Amal Killawi is a clinical social worker and researcher, previously associated with ACCESS, the hugely successful and regionally dominant Dearborn community services center.  Hamada Hamid is a professor in Neurology and Psychiatry at Yale University.

The researchers presented a brief form of their findings to about 100 people who gathered from Bloomfield’s community.

They had interviewed in the course of their research a small number of married Muslims and a small number of divorced Muslims, and several imams, and had gone in depth into the reasons for success or failure of each marriage, with an eye toward building community programs nationwide for the Muslim community to help prevent divorce and to help foster successful marriages.

The theme of their speeches was that the underlying need is for more communication–communication to teach kids what they can expect when they marry, communication to imams to let them know that clinical social workers and psychologists are available and “waiting in the wings” to help with marital and family problems, and communication to “train” imams for dealing with family issues.

In fact both researchers seemed to emphasize the importance of counseling when marriages are in difficulty–but also that it is better for counseling to begin before difficulty escalates into full-blown problems.

ISPU emphasized that this is only the first study of its kind–and that future studies will be able to build on the lessons and successes, and perhaps the holes left unstudied, by this current study.

Some of the discoveries from this first exploration of the topic included that 1) many Muslims got into marriage without really evaluating the person they were marrying, 2) many Muslims were unaware in advance that marriage required preparation and an investment of time and effort (even prior to the wedding)–and put more effort into planning the wedding than into planning the marriage.

The researchers emphasized that the community should de-stigmatize, and rather encourage, seeking counseling before marriage.  They found that many of their interviewees would easily have been swayed to engage in premarital counseling, if their imam or someone had merely suggested it was a good idea.

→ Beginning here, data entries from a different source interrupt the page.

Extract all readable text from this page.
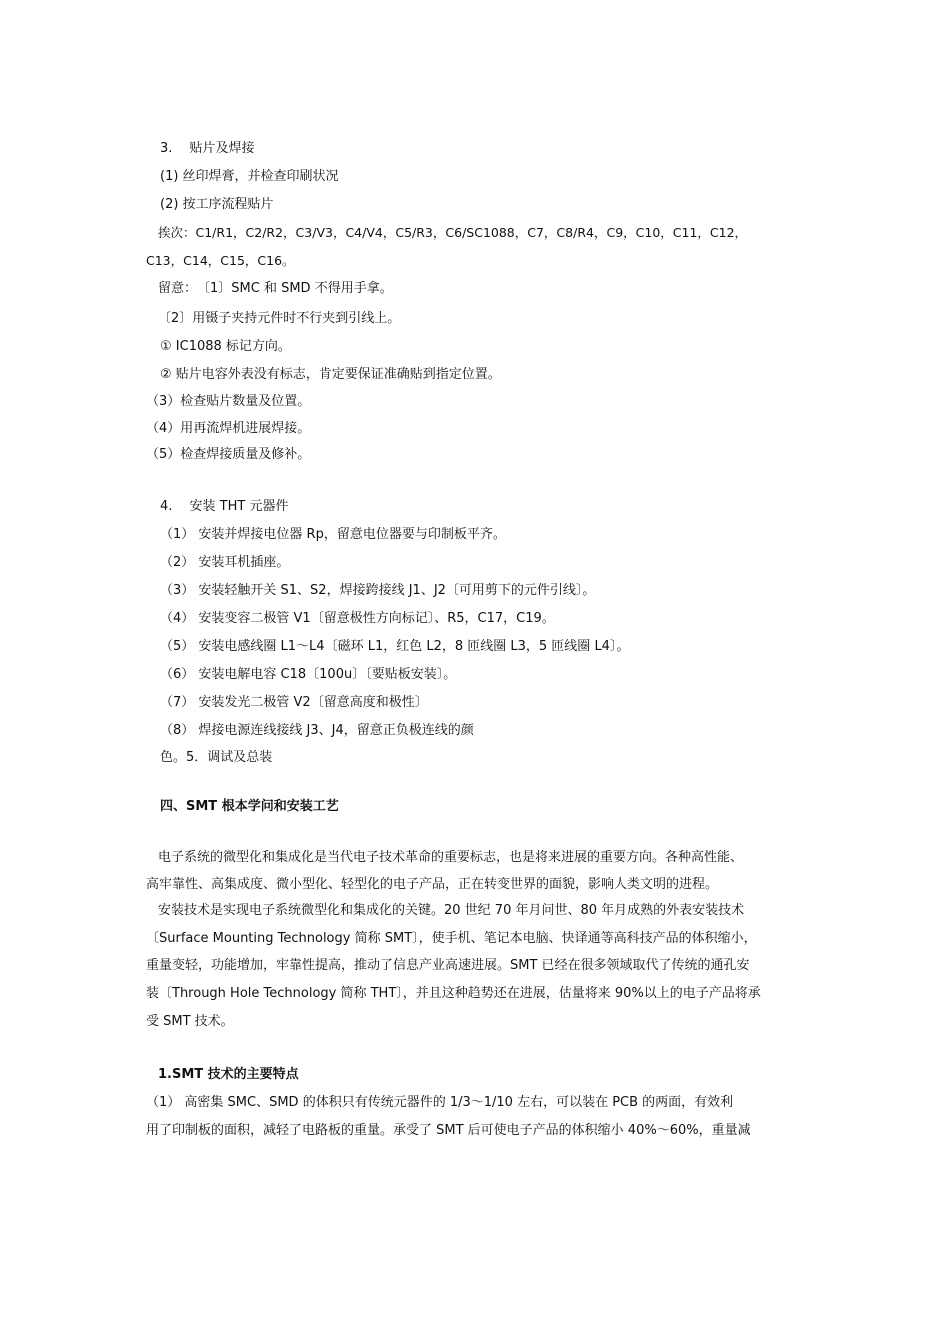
3.　 贴片及焊接
(1) 丝印焊膏，并检查印刷状况
(2) 按工序流程贴片
挨次：C1/R1，C2/R2，C3/V3，C4/V4，C5/R3，C6/SC1088，C7，C8/R4，C9，C10，C11，C12，
C13，C14，C15，C16。
留意：　〔1〕SMC 和 SMD 不得用手拿。
〔2〕用镊子夹持元件时不行夹到引线上。
① IC1088 标记方向。
② 贴片电容外表没有标志，肯定要保证准确贴到指定位置。
（3）检查贴片数量及位置。
（4）用再流焊机进展焊接。
（5）检查焊接质量及修补。
4.　 安装 THT 元器件
（1） 安装并焊接电位器 Rp，留意电位器要与印制板平齐。
（2） 安装耳机插座。
（3） 安装轻触开关 S1、S2，焊接跨接线 J1、J2〔可用剪下的元件引线〕。
（4） 安装变容二极管 V1〔留意极性方向标记〕、R5，C17，C19。
（5） 安装电感线圈 L1～L4〔磁环 L1，红色 L2，8 匝线圈 L3，5 匝线圈 L4〕。
（6） 安装电解电容 C18〔100u〕〔要贴板安装〕。
（7） 安装发光二极管 V2〔留意高度和极性〕
（8） 焊接电源连线接线 J3、J4，留意正负极连线的颜
色。5．调试及总装
四、SMT 根本学问和安装工艺
电子系统的微型化和集成化是当代电子技术革命的重要标志，也是将来进展的重要方向。各种高性能、
高牢靠性、高集成度、微小型化、轻型化的电子产品，正在转变世界的面貌，影响人类文明的进程。
安装技术是实现电子系统微型化和集成化的关键。20 世纪 70 年月问世、80 年月成熟的外表安装技术
〔Surface Mounting Technology 简称 SMT〕，使手机、笔记本电脑、快译通等高科技产品的体积缩小，
重量变轻，功能增加，牢靠性提高，推动了信息产业高速进展。SMT 已经在很多领域取代了传统的通孔安
装〔Through Hole Technology 简称 THT〕，并且这种趋势还在进展，估量将来 90%以上的电子产品将承
受 SMT 技术。
1.SMT 技术的主要特点
（1） 高密集 SMC、SMD 的体积只有传统元器件的 1/3～1/10 左右，可以装在 PCB 的两面，有效利
用了印制板的面积，减轻了电路板的重量。承受了 SMT 后可使电子产品的体积缩小 40%～60%，重量减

The result of the ISPU study was a long list of recommendations at different levels of the community–for counseling professionals, couples planning to marry, and imams and mosque leadership including a marriage database to track the success of community marriages and explicit celebration of healthy marriages. 

One takeaway from the meeting was that marriages in the Muslim community are sometimes haphazard and rushed affairs.  Another takeaway was that people intending to marry must take some time to think about who they are, and perhaps to learn more about what to expect in marriage by talking to others, and to seriously consider and question their own and their partner’s assumptions about how the marriage will be–since perhaps they are assuming contradictory things–perhaps not a big deal if addressed sincerely from the beginning and not glossed over–but potentially painful if left unresolved or unrevealed, and in conflict. Another takeaway was that the study’s researchers felt very strongly that imams and also married people should work early and often with counselors.